Die EVP der Stadt Zürich ist im Stadtparlament nun doch nicht vertreten: Eine Nachzählung der Wahlzettel im Stadtkreis 9 hat ergeben, dass sie das notwendige Quorum nicht erreicht hat. Ihre drei Sitze gehen an andere Parteien. Die EVP prüft eine Stimmrechtsbeschwerde.

Die EVP hat sich am Sonntag zu früh gefreut: Damals hatte die Auszählung der Wahlzettel ergeben, dass die Partei die Hürde von 5 Prozent in einem Kreis, dem Kreis 9, auf eine Stimme genau erreicht hat und infolgedessen mit drei Vertretern wieder Einsitz im Parlament nehmen kann.

Nun ist alles anders. Die Partei ist in der Legislatur 2014-2018 nicht mehr im Zürcher Gemeinderat vertreten. Die drei Sitze werden anderweitig verteilt: Je einer geht an SP, AL und SVP. Neu haben nun SP, Grüne und AL zusammen 62 Sitze im 125-köpfigen Gemeinderat, SVP und FDP 44. Die GLP verfügt über 13 Mandate, die CVP über 6.

Die neue Situation hat sich durch die Nachzählung der rund 14'000 Wahlzettel im Kreis 9 ergeben, welche das Zentralwahlbüro aufgrund des ausserordentlich knappen Resultats angeordnet hatte. Wie Stadtschreiberin Claudia Cuche-Curti am Freitag vor den Medien ausführte, mussten insgesamt 256 Korrekturen vorgenommen werden.

"Unglaubliches Pech"

Zwar war die EVP laut Cuche-Curti nicht am meisten betroffen, für sie wirkten sich die Fehler aber am einschneidendsten aus. Die Partei habe "unglaubliches Pech". Sie hatte 36 Stimmen weniger erhalten, als ursprünglich gezählt. Da sich aufgrund der Nachzählung auch das Quorum um fünf Stimmen verkleinert hatte, verfehlte die Partei die Hürde um 31 Stimmen.
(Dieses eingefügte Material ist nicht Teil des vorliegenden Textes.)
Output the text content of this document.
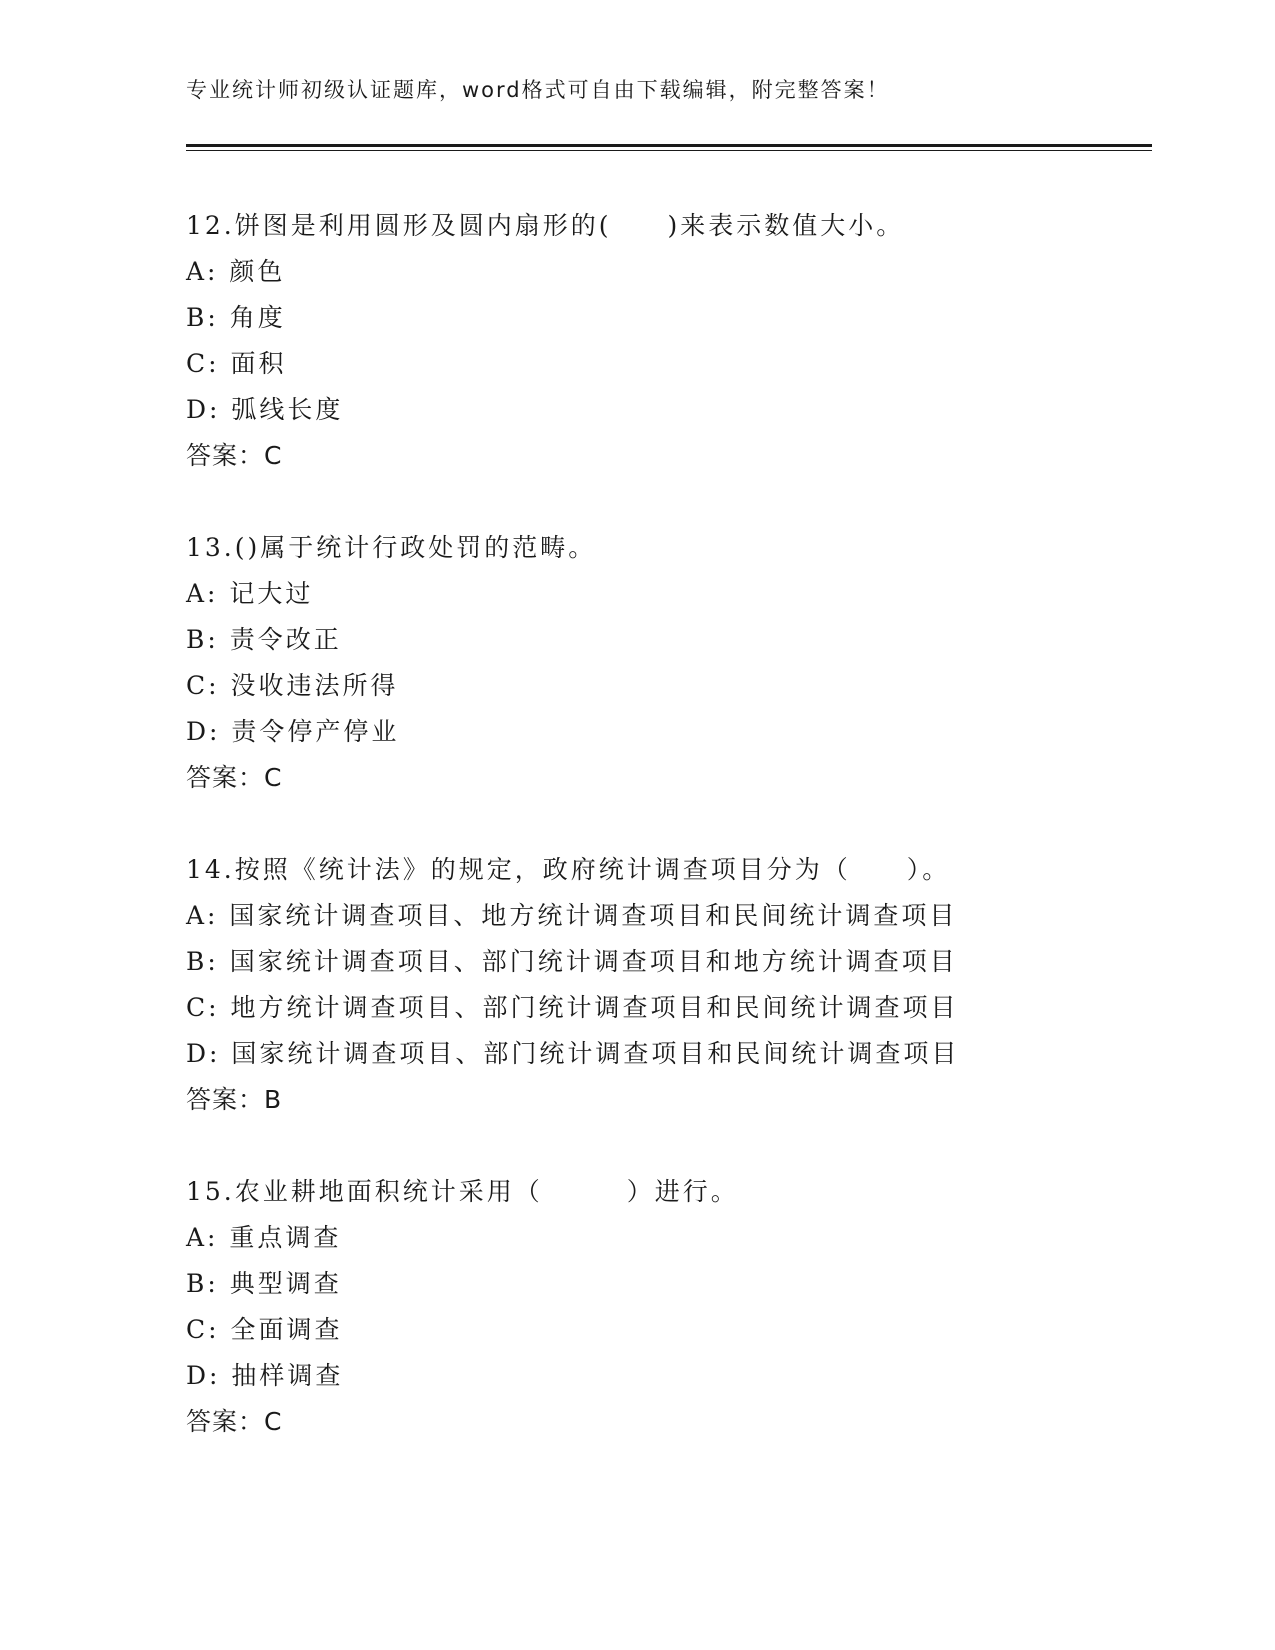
专业统计师初级认证题库，word格式可自由下载编辑，附完整答案！
12.饼图是利用圆形及圆内扇形的(　　)来表示数值大小。
A: 颜色
B: 角度
C: 面积
D: 弧线长度
答案：C
13.()属于统计行政处罚的范畴。
A: 记大过
B: 责令改正
C: 没收违法所得
D: 责令停产停业
答案：C
14.按照《统计法》的规定，政府统计调查项目分为（　　）。
A: 国家统计调查项目、地方统计调查项目和民间统计调查项目
B: 国家统计调查项目、部门统计调查项目和地方统计调查项目
C: 地方统计调查项目、部门统计调查项目和民间统计调查项目
D: 国家统计调查项目、部门统计调查项目和民间统计调查项目
答案：B
15.农业耕地面积统计采用（　　　）进行。
A: 重点调查
B: 典型调查
C: 全面调查
D: 抽样调查
答案：C
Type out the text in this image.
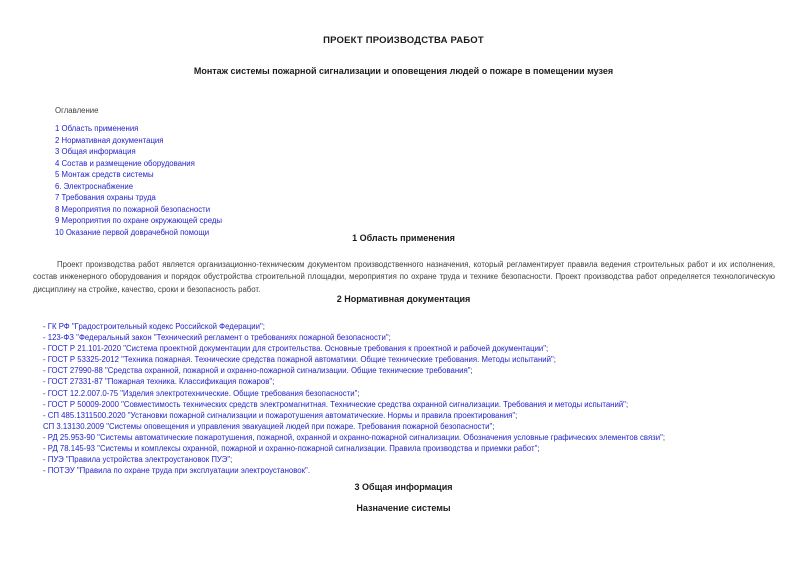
ПРОЕКТ ПРОИЗВОДСТВА РАБОТ
Монтаж системы пожарной сигнализации и оповещения людей о пожаре в помещении музея
Оглавление
1 Область применения
2 Нормативная документация
3 Общая информация
4 Состав и размещение оборудования
5 Монтаж средств системы
6. Электроснабжение
7 Требования охраны труда
8 Мероприятия по пожарной безопасности
9 Мероприятия по охране окружающей среды
10 Оказание первой доврачебной помощи
1 Область применения

Проект производства работ является организационно-техническим документом производственного назначения, который регламентирует правила ведения строительных работ и их исполнения, состав инженерного оборудования и порядок обустройства строительной площадки, мероприятия по охране труда и технике безопасности. Проект производства работ определяется технологическую дисциплину на стройке, качество, сроки и безопасность работ.

2 Нормативная документация
- ГК РФ "Градостроительный кодекс Российской Федерации";
- 123-ФЗ "Федеральный закон "Технический регламент о требованиях пожарной безопасности";
- ГОСТ Р 21.101-2020 "Система проектной документации для строительства. Основные требования к проектной и рабочей документации";
- ГОСТ Р 53325-2012 "Техника пожарная. Технические средства пожарной автоматики. Общие технические требования. Методы испытаний";
- ГОСТ 27990-88 "Средства охранной, пожарной и охранно-пожарной сигнализации. Общие технические требования";
- ГОСТ 27331-87 "Пожарная техника. Классификация пожаров";
- ГОСТ 12.2.007.0-75 "Изделия электротехнические. Общие требования безопасности";
- ГОСТ Р 50009-2000 "Совместимость технических средств электромагнитная. Технические средства охранной сигнализации. Требования и методы испытаний";
- СП 485.1311500.2020 "Установки пожарной сигнализации и пожаротушения автоматические. Нормы и правила проектирования";
СП 3.13130.2009 "Системы оповещения и управления эвакуацией людей при пожаре. Требования пожарной безопасности";
- РД 25.953-90 "Системы автоматические пожаротушения, пожарной, охранной и охранно-пожарной сигнализации. Обозначения условные графических элементов связи";
- РД 78.145-93 "Системы и комплексы охранной, пожарной и охранно-пожарной сигнализации. Правила производства и приемки работ";
- ПУЭ "Правила устройства электроустановок ПУЭ";
- ПОТЭУ "Правила по охране труда при эксплуатации электроустановок".
3 Общая информация
Назначение системы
Die Nachzählung anzuordnen, sei dem Zentralwahlbüro "alles andere als leicht gefallen", sagte Cuche-Curti. Sie habe sich aber als die richtige Entscheidung herausgestellt. Die Stadtschreiberin entschuldigte sich in aller Form für die falsche Auszählung.

Man dürfe den Fehler allerdings auch nicht überbewerten: Es gehe um eine Fehlerquote von 0,15 Prozent - nicht weniger aber auch nicht mehr. Bei solchen Auszählungen im Milizsystem sei mit Fehlern zu rechnen. In keinem anderen Kreis sei aber ein besonders knappes Ergebnis herausgekommen - eine Nachzählung in der ganzen Stadt dränge sich deshalb nicht auf.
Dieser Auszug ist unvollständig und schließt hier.